Wednesday, January 14, 2009

STRATEGIC AIR COMMAND (SAC): UFO Spotted Over Missile Site 7 Altus AFB

UFO Over SAC Missile Base 5-21-1964 (B)
By Strategic Air Command 5-21-1964


  1. Mr. Warren,
    I just ran across this archived post on your site.
    STRATEGIC AIR COMMAND (SAC): UFO Spotted Over Missile Site 7 Altus AFB.

    I'm a Munitions Specialist and was stationed at Altus AFB roughly from 1982-84.

    Having worked in that bomb dump this report baffles me.

    The bomb dump had a couple of igloos (bunkers) that had vaults built in them. I was told, by my supervisor, this is where they kept the nuclear warheads for the nuclear bombs that SAC Alert would use against Russia if need be.

    So I'm puzzled about the mention of sites and missiles in this article. As far as I know Altus only had a SAC Alert that deployed nuclear bombs not missiles.

    If you have more info on this I'd really like to know.

    Puzzled Ammo Troop

  2. Dear TT,

    Here is a blurb from the Global Security site:

    [Note the 12 Atlas missile sites]

    Strategic Air Command (SAC) activated the 96 Bombardment Wing, Medium, at Altus AFB in November 1953; on June 21, 1954, SAC assumed full control of the base to host bombers and support aircraft. SAC flew B-47s and KC-97s at Altus until 1958 when they were replaced by B-52s and KC-135s. In late 1959, Hound Dog and Quail missiles were installed on B-52s assigned to Altus.

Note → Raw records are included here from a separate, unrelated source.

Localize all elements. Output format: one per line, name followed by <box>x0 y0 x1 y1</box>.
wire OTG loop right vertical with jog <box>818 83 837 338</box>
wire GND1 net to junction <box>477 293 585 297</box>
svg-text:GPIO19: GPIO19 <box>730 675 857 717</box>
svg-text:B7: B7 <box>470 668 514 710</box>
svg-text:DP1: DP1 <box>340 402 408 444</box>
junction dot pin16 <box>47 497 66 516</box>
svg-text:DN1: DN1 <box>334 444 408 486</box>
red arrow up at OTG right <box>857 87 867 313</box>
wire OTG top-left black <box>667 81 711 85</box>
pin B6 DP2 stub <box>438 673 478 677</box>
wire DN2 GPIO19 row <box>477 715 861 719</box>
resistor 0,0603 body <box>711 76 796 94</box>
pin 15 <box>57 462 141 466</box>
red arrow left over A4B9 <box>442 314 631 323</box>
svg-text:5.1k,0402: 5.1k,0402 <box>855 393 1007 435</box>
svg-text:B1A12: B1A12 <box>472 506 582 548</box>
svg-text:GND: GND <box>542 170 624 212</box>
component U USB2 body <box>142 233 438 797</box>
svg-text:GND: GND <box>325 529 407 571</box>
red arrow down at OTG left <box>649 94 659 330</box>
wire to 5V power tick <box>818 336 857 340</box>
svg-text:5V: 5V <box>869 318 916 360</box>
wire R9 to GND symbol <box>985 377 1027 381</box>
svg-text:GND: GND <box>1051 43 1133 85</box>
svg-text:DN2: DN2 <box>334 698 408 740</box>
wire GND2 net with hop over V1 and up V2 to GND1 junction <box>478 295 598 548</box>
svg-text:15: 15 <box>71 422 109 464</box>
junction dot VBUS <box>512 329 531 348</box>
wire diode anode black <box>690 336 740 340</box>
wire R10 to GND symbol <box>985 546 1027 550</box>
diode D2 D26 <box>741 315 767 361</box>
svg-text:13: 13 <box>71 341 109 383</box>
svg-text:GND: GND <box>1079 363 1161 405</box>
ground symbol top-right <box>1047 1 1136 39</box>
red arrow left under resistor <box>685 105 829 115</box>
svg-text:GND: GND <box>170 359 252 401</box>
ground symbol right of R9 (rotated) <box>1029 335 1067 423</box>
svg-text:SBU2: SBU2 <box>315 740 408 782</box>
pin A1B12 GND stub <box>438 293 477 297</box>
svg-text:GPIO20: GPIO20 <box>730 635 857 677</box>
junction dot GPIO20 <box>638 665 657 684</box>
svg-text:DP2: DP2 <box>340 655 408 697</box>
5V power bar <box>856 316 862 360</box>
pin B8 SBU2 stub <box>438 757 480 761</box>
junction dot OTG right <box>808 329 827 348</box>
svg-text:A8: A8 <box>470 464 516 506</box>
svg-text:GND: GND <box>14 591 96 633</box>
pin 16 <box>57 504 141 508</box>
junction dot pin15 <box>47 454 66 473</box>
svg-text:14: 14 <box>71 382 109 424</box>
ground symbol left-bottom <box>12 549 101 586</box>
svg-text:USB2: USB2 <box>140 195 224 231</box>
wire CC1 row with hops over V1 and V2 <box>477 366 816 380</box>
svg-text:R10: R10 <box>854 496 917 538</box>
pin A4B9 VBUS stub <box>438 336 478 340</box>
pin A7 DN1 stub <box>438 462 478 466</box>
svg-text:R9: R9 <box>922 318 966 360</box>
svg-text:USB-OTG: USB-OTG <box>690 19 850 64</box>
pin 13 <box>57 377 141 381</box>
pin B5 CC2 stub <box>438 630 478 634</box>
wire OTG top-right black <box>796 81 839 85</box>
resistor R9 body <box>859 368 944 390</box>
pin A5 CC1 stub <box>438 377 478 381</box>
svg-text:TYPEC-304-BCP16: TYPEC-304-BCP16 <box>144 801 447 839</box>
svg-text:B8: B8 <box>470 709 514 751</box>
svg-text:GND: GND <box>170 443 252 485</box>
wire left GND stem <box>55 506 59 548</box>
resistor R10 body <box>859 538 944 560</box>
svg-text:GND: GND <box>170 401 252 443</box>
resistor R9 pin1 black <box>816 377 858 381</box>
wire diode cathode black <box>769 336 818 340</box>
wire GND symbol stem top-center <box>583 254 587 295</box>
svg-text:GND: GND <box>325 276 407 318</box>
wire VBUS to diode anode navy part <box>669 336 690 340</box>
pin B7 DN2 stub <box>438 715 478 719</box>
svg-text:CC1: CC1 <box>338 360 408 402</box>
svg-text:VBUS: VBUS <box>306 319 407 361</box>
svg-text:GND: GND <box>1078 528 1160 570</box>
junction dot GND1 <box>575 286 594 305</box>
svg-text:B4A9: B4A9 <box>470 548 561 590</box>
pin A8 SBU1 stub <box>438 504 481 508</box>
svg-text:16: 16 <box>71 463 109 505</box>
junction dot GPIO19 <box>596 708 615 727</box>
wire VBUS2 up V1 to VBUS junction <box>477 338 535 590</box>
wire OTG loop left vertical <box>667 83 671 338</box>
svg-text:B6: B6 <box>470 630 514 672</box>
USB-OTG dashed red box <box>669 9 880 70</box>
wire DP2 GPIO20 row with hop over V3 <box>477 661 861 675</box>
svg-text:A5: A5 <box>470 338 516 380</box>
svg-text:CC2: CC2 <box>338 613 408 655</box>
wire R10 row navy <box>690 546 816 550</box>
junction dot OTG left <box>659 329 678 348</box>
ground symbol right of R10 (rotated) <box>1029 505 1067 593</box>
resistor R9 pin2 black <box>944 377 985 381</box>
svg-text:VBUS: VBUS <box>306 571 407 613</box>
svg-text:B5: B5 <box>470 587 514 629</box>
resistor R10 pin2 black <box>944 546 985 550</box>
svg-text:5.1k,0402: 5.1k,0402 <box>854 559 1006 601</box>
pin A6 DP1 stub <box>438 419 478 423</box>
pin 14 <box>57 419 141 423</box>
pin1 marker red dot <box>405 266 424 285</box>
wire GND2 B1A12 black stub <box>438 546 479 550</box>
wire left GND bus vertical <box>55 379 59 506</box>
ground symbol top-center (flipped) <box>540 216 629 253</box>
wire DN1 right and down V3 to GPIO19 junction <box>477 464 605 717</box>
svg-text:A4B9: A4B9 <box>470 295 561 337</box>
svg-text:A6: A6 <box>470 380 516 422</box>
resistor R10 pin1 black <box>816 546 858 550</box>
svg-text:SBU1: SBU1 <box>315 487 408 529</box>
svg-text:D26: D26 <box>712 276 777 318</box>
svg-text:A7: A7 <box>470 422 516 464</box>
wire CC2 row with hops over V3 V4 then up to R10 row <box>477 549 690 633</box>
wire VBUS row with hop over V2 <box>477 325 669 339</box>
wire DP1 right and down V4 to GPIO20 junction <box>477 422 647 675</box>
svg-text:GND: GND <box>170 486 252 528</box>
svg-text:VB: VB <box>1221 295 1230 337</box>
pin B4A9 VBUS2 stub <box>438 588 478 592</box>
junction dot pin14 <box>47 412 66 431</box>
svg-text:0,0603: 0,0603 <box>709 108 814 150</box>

    SAC also had 12 Atlas missile sites in the area which were inactivated in 1965. Near the end of January 1960, Senator Kerr, Senator Monroney, and Representative Toby Morris made the first public announcement regarding the installation of an Atlas F missile facility at Altus. In April, the Corps of Engineers, Tulsa District awarded the basic construction contract to Morrison-Knudsen and Hardeman and Associates. The two firms had submitted a combined bid of just over $20.9 million.

    The 12 launcher locations were at or near Lonewolf; Hobart (2); Snyder; Cache; Mantiou; Frederick; Creta; Hollis; Russell; Willow; and Fargo, Texas. To acquire the needed 12,879 acres, in October, the Real Estate Division of the Tulsa District filed condemnation suits against 477 landowners in the 6 counties surrounding Altus. As at other Atlas construction sites, Tulsa District Engineers were befuddled with the concurrency problem where improvements in the missile required constant modifications to the ongoing launcher construction. However, the Tulsa District managed to keep the project on schedule by using a “Red Ball” system that prioritized Atlas paperwork. Problems elsewhere forced the Army to centralize construction management. Therefore in November 1960, the responsibility of construction was transferred to the newly formed Corps of Engineers Ballistic Missile Construction Office (CEBMCO). Consequently, approximately 175 Tulsa District employees found themselves working for the Los Angeles-based organization.